Article ID Journal Published Year Pages File Type
4065300 Journal of Electromyography and Kinesiology 2010 8 Pages PDF
Abstract

The correlation dimension D2 yields good results in several biomedical fields. Nonetheless, no clinical application to electromyography has been developed yet. One reason is the high electromagnetic noise typical of clinical environments. This noise is characterized by sharp spectral lines of variable intensity and frequency. The filtering techniques commonly implemented in electromyographs can efficiently deal with this kind of noise.
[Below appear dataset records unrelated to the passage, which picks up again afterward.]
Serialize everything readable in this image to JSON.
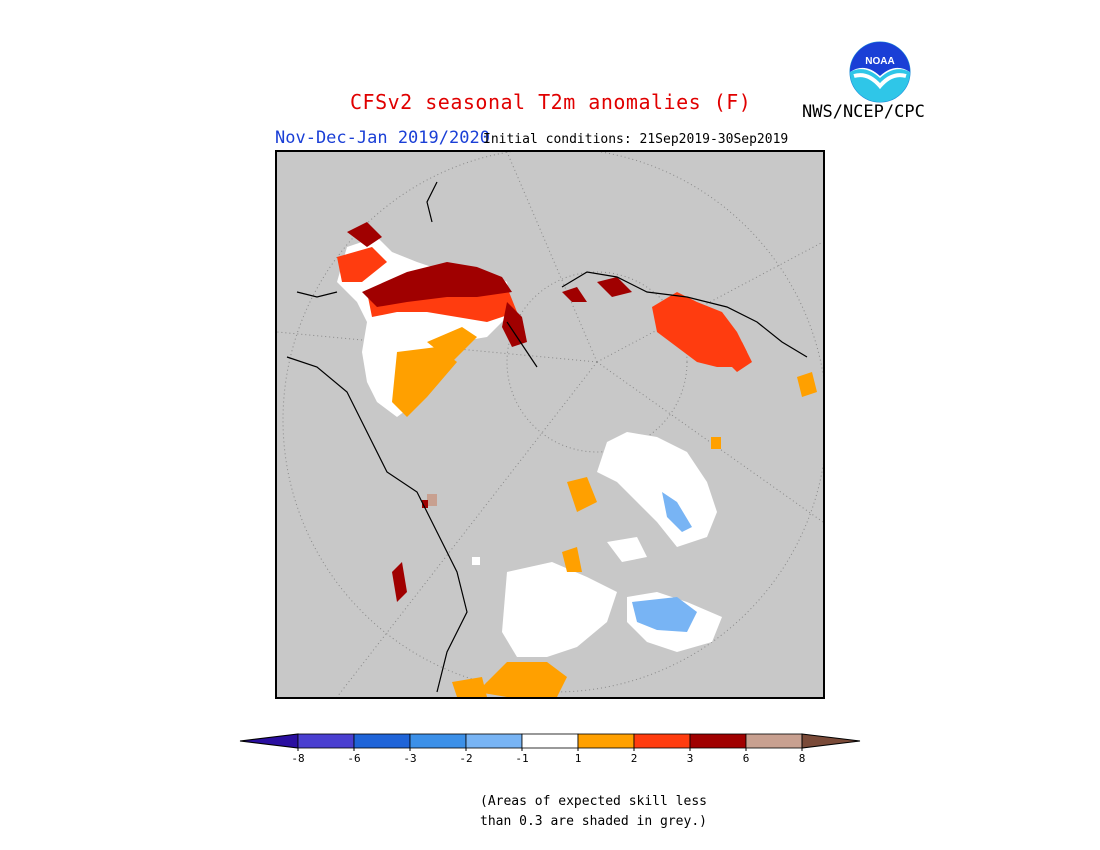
{
  "title": "CFSv2 seasonal T2m anomalies (F)",
  "agency": "NWS/NCEP/CPC",
  "period": "Nov-Dec-Jan 2019/2020",
  "initial_conditions": "Initial conditions: 21Sep2019-30Sep2019",
  "note_line1": "(Areas of expected skill less",
  "note_line2": "than 0.3 are shaded in grey.)",
  "logo_text": "NOAA",
  "legend": {
    "labels": [
      "-8",
      "-6",
      "-3",
      "-2",
      "-1",
      "1",
      "2",
      "3",
      "6",
      "8"
    ],
    "colors": [
      "#2a0fa0",
      "#4a3fd0",
      "#1f64d8",
      "#3c90e8",
      "#78b4f4",
      "#ffffff",
      "#ffa000",
      "#ff3c0f",
      "#a00000",
      "#c8a090",
      "#7a4a38"
    ]
  },
  "colors": {
    "ocean_grey": "#c8c8c8",
    "title_red": "#e00000",
    "period_blue": "#1a3fd6"
  }
}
They allow a safe estimate of linear quantities like the root mean square (r.m.s.) or the median frequency (MF). Their performance is not as good for nonlinear purposes. The filters may modify the nonlinear properties of the signal, leading to unacceptable estimates of D2. We consider a simple procedure based on a modified Wiener filter. Its performance is compared with that from a bandpass followed by multiple notch filters. Our procedure leads to a gain in precision and accuracy when estimating D2. The two filtering approaches are also compared with respect to a biomedical application proposed by others. Using data from 12 healthy subjects, the modified Wiener procedure raises the percentage of successes in that application from 17% to 83%. New experimental data suggest D2 carries information not carried by r.m.s. or MF.